Sostuvo la mirada de la dama, la hermosa mirada de Beatriz clavada en un marco de espantosos huesos craneales.
—Ya he elegido.
Ella siguió sonriendo, pero ya no se trataba de una sonrisa consciente, producida por los músculos de las comisuras, sino la falsa tajada del marfil desnudo, del hueso amarillo engastado en la encía.
—Solo hay silencio detrás de mí, Rulfo —advirtió, amenazadora—. Soy el último verso. Solo hay silencio después del último verso.
—Ya lo sé. Pero yo
quiero
ese silencio. Vete.
—Te equivocas. Déjame demostrarte que te equivocas...
Rulfo no le permitió seguir hablando. Recitó la siguiente estrofa mirando los ojos que habían pertenecido a Beatriz Dagger:
Te amé, quizá, demasiado
Y ahora solo tu reflejo
Consuela mis negras noches.
Como si estuviera hecha de hielo derretido, la dama se angostó. La estructura ósea perdió volumen, se arrugó como papel. El cuello se hizo un asta delgada; los hombros semejaron los brazos de una cruz; las extremidades, las patas de un insecto; las articulaciones de la mandíbula se descoyuntaron y la boca se abrió como una tumba vacía.
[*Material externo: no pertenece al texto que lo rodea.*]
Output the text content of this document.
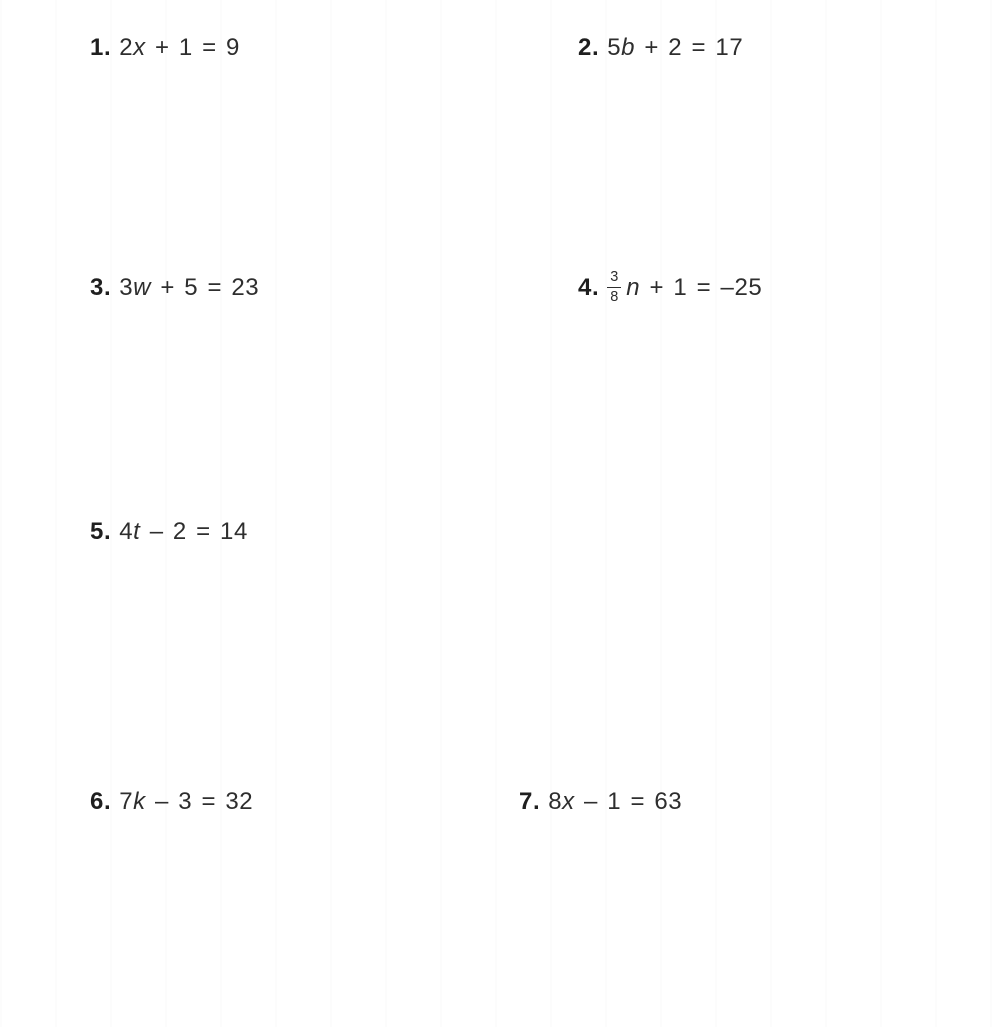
1. 2 x + 1 = 9	2. 5 b + 2 = 17
3. 3 w + 5 = 23	4. $\frac{3}{8}$ n + 1 = –25
5. 4 t – 2 = 14
6. 7 k – 3 = 32	7. 8 x – 1 = 63
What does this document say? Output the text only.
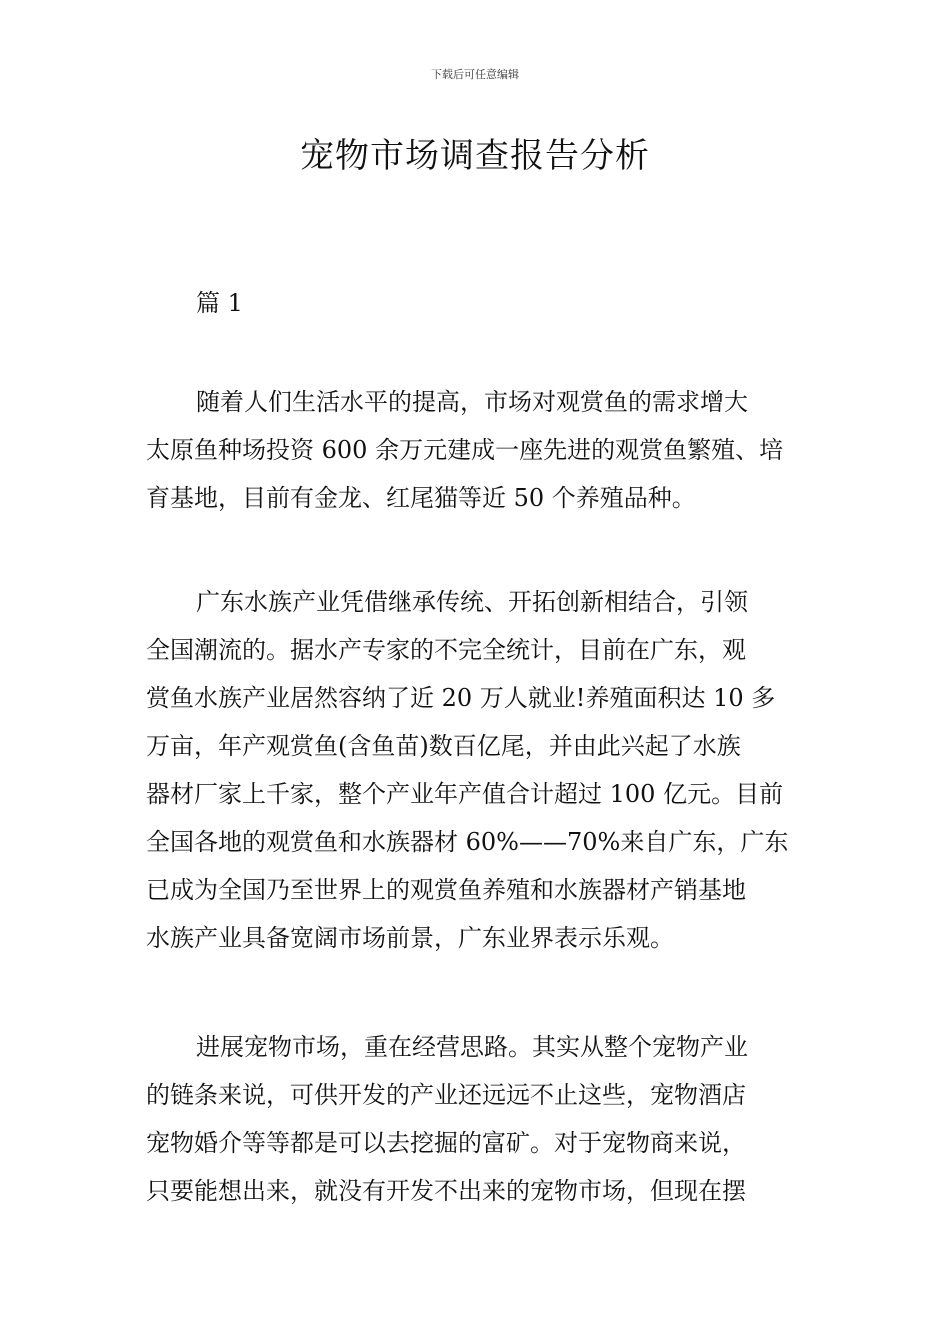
下载后可任意编辑
宠物市场调查报告分析
篇 1

随着人们生活水平的提高，市场对观赏鱼的需求增大
太原鱼种场投资 600 余万元建成一座先进的观赏鱼繁殖、培
育基地，目前有金龙、红尾猫等近 50 个养殖品种。

广东水族产业凭借继承传统、开拓创新相结合，引领
全国潮流的。据水产专家的不完全统计，目前在广东，观
赏鱼水族产业居然容纳了近 20 万人就业!养殖面积达 10 多
万亩，年产观赏鱼(含鱼苗)数百亿尾，并由此兴起了水族
器材厂家上千家，整个产业年产值合计超过 100 亿元。目前
全国各地的观赏鱼和水族器材 60%——70%来自广东，广东
已成为全国乃至世界上的观赏鱼养殖和水族器材产销基地
水族产业具备宽阔市场前景，广东业界表示乐观。

进展宠物市场，重在经营思路。其实从整个宠物产业
的链条来说，可供开发的产业还远远不止这些，宠物酒店
宠物婚介等等都是可以去挖掘的富矿。对于宠物商来说，
只要能想出来，就没有开发不出来的宠物市场，但现在摆
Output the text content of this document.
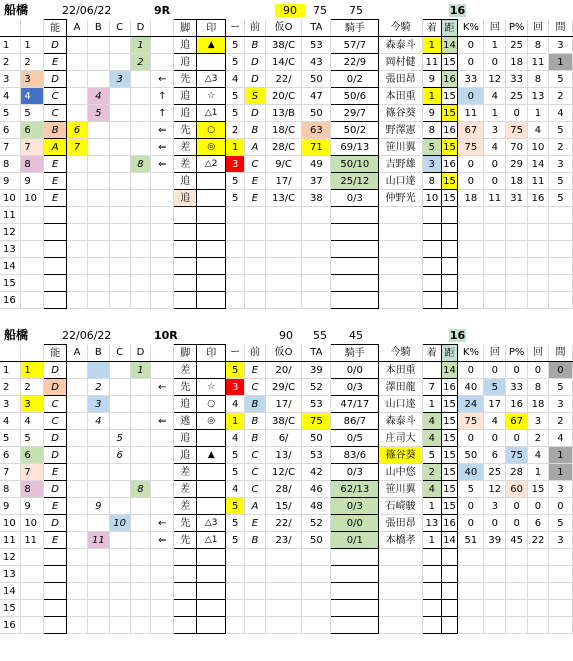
船橋	22/06/22	9R	90	75 75	16
		能	A	B	C	D		脚	印	ー	前	仮O	TA	騎手	今騎	着	距	K%	回	P%	回	間
1	1	D				1		追	▲	5	B	38/C	53	57/7	森泰斗	1	14	0	1	25	8	3
2	2	E				2		追		5	D	14/C	43	22/9	岡村健	11	15	0	0	18	11	1
3	3	D			3		←	先	△3	4	D	22/	50	0/2	張田昂	9	16	33	12	33	8	5
4	4	C		4			↑	追	☆	5	S	20/C	47	50/6	本田重	1	15	0	4	25	13	2
5	5	C		5			↑	追	△1	5	D	13/B	50	29/7	篠谷葵	9	15	11	1	0	1	4
6	6	B	6				⇐	先	○	2	B	18/C	63	50/2	野澤憲	8	16	67	3	75	4	5
7	7	A	7				⇐	差	◎	1	A	28/C	71	69/13	笹川翼	5	15	75	4	70	10	2
8	8	E				8	⇐	差	△2	3	C	9/C	49	50/10	吉野雄	3	16	0	0	29	14	3
9	9	E						追		5	E	17/	37	25/12	山口達	8	15	0	0	18	11	5
10	10	E						追		5	E	13/C	38	0/3	仲野光	10	15	18	11	31	16	5
11																						
12																						
13																						
14																						
15																						
16																						
船橋	22/06/22	10R	90 55 45	16
		能	A	B	C	D		脚	印	ー	前	仮O	TA	騎手	今騎	着	距	K%	回	P%	回	間
1	1	D				1		差		5	E	20/	39	0/0	本田重		14	0	0	0	0	0
2	2	D		2			←	先	☆	3	C	29/C	52	0/3	澤田龍	7	16	40	5	33	8	5
3	3	C		3				追	○	4	B	17/	53	47/17	山口達	1	15	24	17	16	18	3
4	4	C		4			⇐	逃	◎	1	B	38/C	75	86/7	森泰斗	4	15	75	4	67	3	2
5	5	D			5			追		4	B	6/	50	0/5	庄司大	4	15	0	0	0	2	4
6	6	D			6			追	▲	5	C	13/	53	83/6	篠谷葵	5	15	50	6	75	4	1
7	7	E						差		5	C	12/C	42	0/3	山中悠	2	15	40	25	28	1	1
8	8	D				8		差		4	C	28/	46	62/13	笹川翼	4	15	5	12	60	15	3
9	9	E		9				差		5	A	15/	48	0/3	石崎駿	1	15	0	3	0	0	0
10	10	D			10		←	先	△3	5	E	22/	52	0/0	張田昂	13	16	0	0	0	6	5
11	11	E		11			⇐	先	△1	5	B	23/	50	0/1	本橋孝	1	14	51	39	45	22	3
12																						
13																						
14																						
15																						
16																						
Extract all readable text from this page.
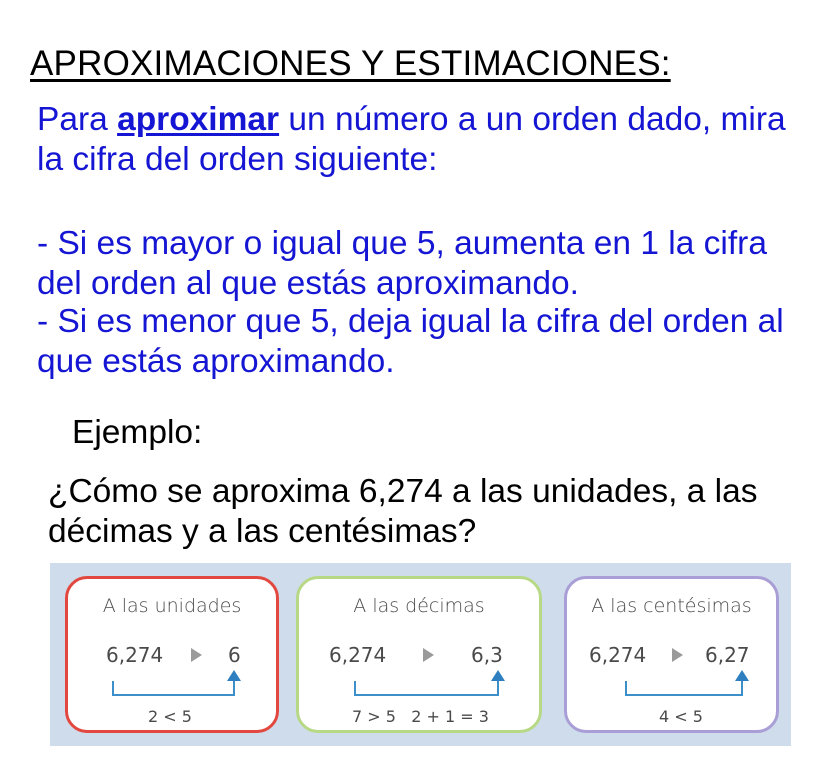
APROXIMACIONES Y ESTIMACIONES:
Para aproximar un número a un orden dado, mira la cifra del orden siguiente:
- Si es mayor o igual que 5, aumenta en 1 la cifra del orden al que estás aproximando.
- Si es menor que 5, deja igual la cifra del orden al que estás aproximando.
Ejemplo:
¿Cómo se aproxima 6,274 a las unidades, a las décimas y a las centésimas?
A las unidades
6,274	6
2 < 5
A las décimas
6,274	6,3
7 > 5   2 + 1 = 3
A las centésimas
6,274	6,27
4 < 5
Solo los ojos, sueltos como gotas de agua al fondo de las cavernas de las órbitas, seguían incólumes. Los ojos verdes de Beatriz Dagger miraban a Rulfo sin parpadear, sumidos en el vértigo de un cuerpo que se disolvía.
—Salomón, no sabes lo que es el silencio... Cualquier cosa es preferible a eso...
—Tú, no.
—Salomón...
—Vete de mi vida.
—Salomón, no...
Rulfo ya había olvidado casi todo el poema, pero todavía recordaba la estrofa final, los últimos tres versos. Recitó dos.
Memoria rota, eso eres,
Sueño que ha de perderse.
La dama enmudeció. Su cuerpo ya no era sino jirones de formas pero sus ojos seguían brillando como esmeraldas dentro de una niebla crujiente y delgada.
Tomó aliento y recitó el verso final.
Vivir significa olvidar.
Una ráfaga de viento a su espalda abrió las ventanas y los visillos ondularon. La mirada de Beatriz osciló también en el oleaje del aire. Entonces, a través de aquellas pupilas verdes, Rulfo pudo atisbar los libros de poesía que había detrás, en las estanterías.